Alina Trowbridge is much admired for her mastery of the ten-minute play. Her efforts in this genre have been produced far and wide in Berkeley, Boston, New York, New Hampshire, Seattle and, of course, San Francisco. One of her plays was anthologized in “Best Ten Minute Plays of 2005”. She writes full length plays as well.

The first of the summer’s two shows in repertory, “Lawfully Wedded”, is a collection of related scenes by each of the aforementioned playwrights. Together, the scenes (essentially a collection of short plays), explore the recent movement towards marriage quality in the U.S. , while detailing the experiences of male couple Bill and Jason as they transition from boyfriends to fiances to newlyweds. Legally, at long last.

Susan Jackson as Joan Crawford and Ryan Hayes Roy in "Gorgeous Hussy". Photo credit:  Jim Norrena.
Susan Jackson as Joan Crawford and Ryan Hayes Roy in “Gorgeous Hussy”. Photo credit: Jim Norrena.

The second production, “Gorgeous Hussy”, brings to life film star Joan Crawford as recreated by Susan Jackson. Ms. Jackson is an accomplished acting teacher as well as an award winning performer. She has appeared with many of the area’s leading companies including the Pear Avenue Theatre Company, TheatreWorks and the Palo Alto Players, as well as winning awards for her own playwrighting efforts.

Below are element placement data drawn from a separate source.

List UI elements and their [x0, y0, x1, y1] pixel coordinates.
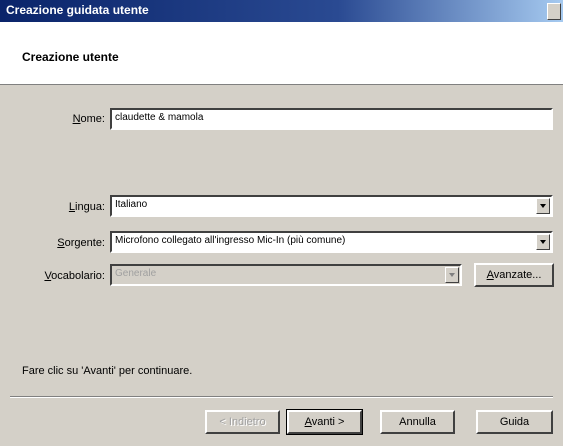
advanced-button[interactable]: Avanzate... — [474, 263, 554, 287]
instruction-text: Fare clic su 'Avanti' per continuare. — [22, 365, 193, 377]
chevron-down-icon[interactable] — [536, 198, 550, 214]
divider — [10, 396, 553, 398]
language-select[interactable]: Italiano — [110, 195, 553, 217]
close-button[interactable] — [547, 3, 561, 20]
vocabulary-select-value: Generale — [115, 268, 157, 279]
back-button[interactable]: < Indietro — [205, 410, 280, 434]
title-bar: Creazione guidata utente — [0, 0, 563, 22]
help-button[interactable]: Guida — [476, 410, 553, 434]
chevron-down-icon[interactable] — [536, 234, 550, 250]
vocabulary-label: Vocabolario: — [44, 270, 105, 282]
source-label: Sorgente: — [57, 237, 105, 249]
vocabulary-select[interactable]: Generale — [110, 264, 462, 286]
source-select-value: Microfono collegato all'ingresso Mic-In … — [115, 235, 346, 246]
chevron-down-icon[interactable] — [445, 267, 459, 283]
wizard-header: Creazione utente — [0, 22, 563, 85]
next-button[interactable]: Avanti > — [286, 409, 363, 435]
page-title: Creazione utente — [22, 50, 119, 64]
window-title: Creazione guidata utente — [6, 3, 149, 17]
name-field-value: claudette & mamola — [115, 112, 204, 123]
name-label: Nome: — [72, 113, 105, 125]
name-field[interactable]: claudette & mamola — [110, 108, 553, 130]
source-select[interactable]: Microfono collegato all'ingresso Mic-In … — [110, 231, 553, 253]
language-select-value: Italiano — [115, 199, 148, 210]
cancel-button[interactable]: Annulla — [380, 410, 455, 434]
language-label: Lingua: — [68, 201, 105, 213]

Not surprisingly for an actress associated with Wily West, she is also a published writer of both short stories and poetry. In this two-hander (a play for two actors), she is partnered by Ryan Hayes in the role of an ambitious journalist out to interview Ms. Crawford. Hayes has been acting in San Francisco for the past fifteen years, working with multiple companies. Last summer, he delivered a remarkable performance as Antonio in Custom Made Theatre‘s fine production of “A Merchant of Venice”. His one man show about Walt Whitman, “Boys Together Clinging”, was produced by the much admired San Francisco Theatre Pub to wide acclaim.

Want to learn more? This highly literate company offers a remarkable production blog which includes diary entries, interviews and more from the cast and crews of both “Lawfully Wedded” and “Gorgeous Hussy”.

Both plays will be performed at The Exit Theatre in San Francisco.